Trump's proposals on national security from his Muslim ban to 'taking' ISIS' oil and 'bomb[ing] the hell out of' the group have been slammed by terrorism and national security experts, even Republicans ones.
In reality, the only fighting Trump has done is on Twitter.
Add to that, throughout this campaign Trump's proposals on national security from his Muslim ban to "taking" ISIS' oil and "bomb[ing] the hell out of" the group have been slammed by terrorism and national security experts, even Republican ones.
Trump's comments on international treaties and security issues often appear as though he's winging it with no deeper understanding of what would keep us safe as a nation. For example just on Thursday the New York Times reported that Trump stated that as president he would only honor our NATO commitment and come to the aid of fellow NATO members when attacked if they had "fulfilled their obligations to us." The criticism to this idea was swift. Republican Senator Lindsey Graham of South Carolina responded, "Statements like these make the world more dangerous and the United States less safe."

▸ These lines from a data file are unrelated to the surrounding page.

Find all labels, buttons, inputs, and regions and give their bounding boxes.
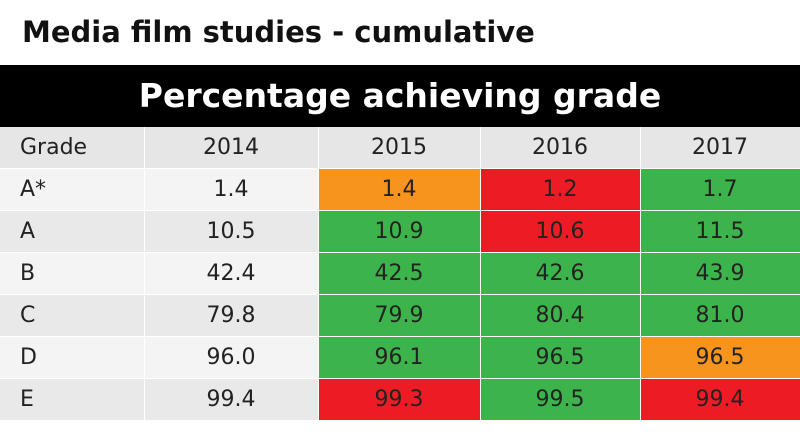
table-header-row: Grade 2014 2015 2016 2017	[0, 127, 800, 169]
value-cell: 99.3	[318, 378, 481, 421]
value-cell: 1.4	[144, 168, 319, 211]
value-cell: 96.5	[640, 336, 800, 379]
value-cell: 99.4	[640, 378, 800, 421]
table-row: A* 1.4 1.4 1.2 1.7	[0, 168, 800, 211]
table-row: D 96.0 96.1 96.5 96.5	[0, 336, 800, 379]
value-cell: 10.9	[318, 210, 481, 253]
value-cell: 96.0	[144, 336, 319, 379]
value-cell: 96.5	[480, 336, 641, 379]
table-row: E 99.4 99.3 99.5 99.4	[0, 378, 800, 421]
value-cell: 43.9	[640, 252, 800, 295]
grades-table: Grade 2014 2015 2016 2017 A* 1.4 1.4 1.2 1.7…	[0, 127, 800, 421]
value-cell: 42.6	[480, 252, 641, 295]
grade-cell: B	[0, 252, 145, 295]
value-cell: 1.2	[480, 168, 641, 211]
column-header-2014: 2014	[144, 127, 319, 169]
table-row: A 10.5 10.9 10.6 11.5	[0, 210, 800, 253]
value-cell: 10.5	[144, 210, 319, 253]
column-header-grade: Grade	[0, 127, 145, 169]
grade-cell: A	[0, 210, 145, 253]
value-cell: 42.4	[144, 252, 319, 295]
value-cell: 11.5	[640, 210, 800, 253]
value-cell: 42.5	[318, 252, 481, 295]
value-cell: 96.1	[318, 336, 481, 379]
value-cell: 1.7	[640, 168, 800, 211]
value-cell: 99.4	[144, 378, 319, 421]
page-title: Media film studies - cumulative	[22, 15, 535, 49]
value-cell: 79.9	[318, 294, 481, 337]
value-cell: 80.4	[480, 294, 641, 337]
column-header-2016: 2016	[480, 127, 641, 169]
column-header-2017: 2017	[640, 127, 800, 169]
grade-cell: A*	[0, 168, 145, 211]
value-cell: 10.6	[480, 210, 641, 253]
value-cell: 79.8	[144, 294, 319, 337]
value-cell: 99.5	[480, 378, 641, 421]
table-banner: Percentage achieving grade	[0, 65, 800, 127]
value-cell: 81.0	[640, 294, 800, 337]
table-row: C 79.8 79.9 80.4 81.0	[0, 294, 800, 337]
value-cell: 1.4	[318, 168, 481, 211]
grade-cell: D	[0, 336, 145, 379]
grade-cell: E	[0, 378, 145, 421]
column-header-2015: 2015	[318, 127, 481, 169]
table-row: B 42.4 42.5 42.6 43.9	[0, 252, 800, 295]
grade-cell: C	[0, 294, 145, 337]
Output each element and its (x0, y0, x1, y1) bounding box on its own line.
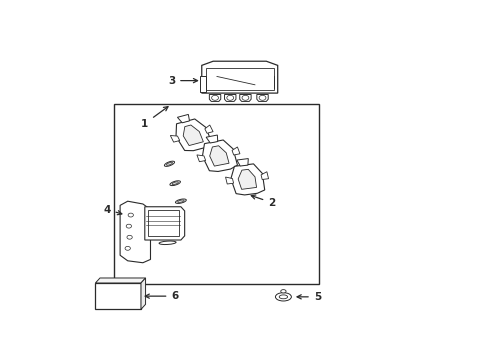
Polygon shape (206, 135, 218, 143)
Text: 4: 4 (103, 204, 122, 215)
Polygon shape (209, 94, 220, 102)
Circle shape (128, 213, 133, 217)
Polygon shape (171, 135, 180, 142)
Text: 6: 6 (145, 291, 179, 301)
Bar (115, 104, 319, 284)
Polygon shape (224, 94, 236, 102)
Circle shape (126, 224, 131, 228)
Polygon shape (96, 278, 146, 283)
Ellipse shape (172, 182, 178, 185)
Polygon shape (141, 278, 146, 309)
Circle shape (227, 95, 234, 100)
Ellipse shape (170, 181, 180, 186)
Circle shape (242, 95, 249, 100)
Text: 5: 5 (297, 292, 321, 302)
Polygon shape (232, 147, 240, 155)
Polygon shape (240, 94, 251, 102)
Polygon shape (177, 114, 190, 123)
Polygon shape (145, 207, 185, 240)
Bar (206, 68, 274, 90)
Polygon shape (225, 177, 234, 184)
Ellipse shape (175, 199, 186, 203)
Polygon shape (202, 61, 278, 93)
Polygon shape (231, 164, 265, 195)
Ellipse shape (159, 241, 176, 244)
Polygon shape (261, 172, 269, 180)
Bar (200, 76, 206, 92)
Ellipse shape (164, 161, 174, 166)
Polygon shape (202, 140, 238, 171)
Polygon shape (197, 155, 206, 162)
Polygon shape (183, 125, 203, 145)
Polygon shape (257, 94, 268, 102)
Circle shape (127, 235, 132, 239)
Ellipse shape (281, 290, 286, 293)
Bar (148, 210, 179, 236)
Circle shape (212, 95, 219, 100)
Polygon shape (205, 125, 213, 133)
Text: 1: 1 (141, 107, 168, 129)
Bar (96, 283, 141, 309)
Polygon shape (238, 169, 257, 189)
Ellipse shape (178, 200, 184, 202)
Ellipse shape (275, 293, 292, 301)
Polygon shape (237, 158, 248, 166)
Ellipse shape (279, 295, 288, 299)
Text: 3: 3 (168, 76, 197, 86)
Polygon shape (120, 201, 150, 263)
Polygon shape (176, 119, 212, 151)
Polygon shape (210, 146, 229, 166)
Ellipse shape (167, 162, 172, 165)
Text: 2: 2 (251, 195, 275, 208)
Circle shape (259, 95, 266, 100)
Circle shape (125, 246, 130, 250)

Furthermore, Trump's speech formally accepting the U.S. Republican presidential nomination included nothing to indicate he has recently developed any nuanced grasp of the issues regarding the real causes of terrorism and how to prevent it. Instead he proposed a slightly watered down version of his "total and complete" Muslim ban, offering a more politically correct proposal to "suspend immigration from any nation that has been compromised by terrorism."
Trump even laughably stated his way to defeat ISIS was to "gather intelligence" and "work with all of our allies who share our goal of destroying ISIS." As if that's not exactly being done right now. We have a coalition of nations working together to fight ISIS. And more importantly, ISIS is increasingly losing land.
It's true that Trump can appoint qualified people to assist him on military and foreign policy issues. But it's the president who makes the final decision. As President George W. Bush famously stated in 2006 about who makes the ultimate decisions in the White House: after hearing all "the voices... I'm the decider, and I decide what is best."
Considering his lack of experience and understanding in the area of national security, how will Trump have any clue what is "best" for us? Screaming and brashness is no substitute for knowledge and experience. Rather, it's a recipe for making you and your family more afraid and less safe.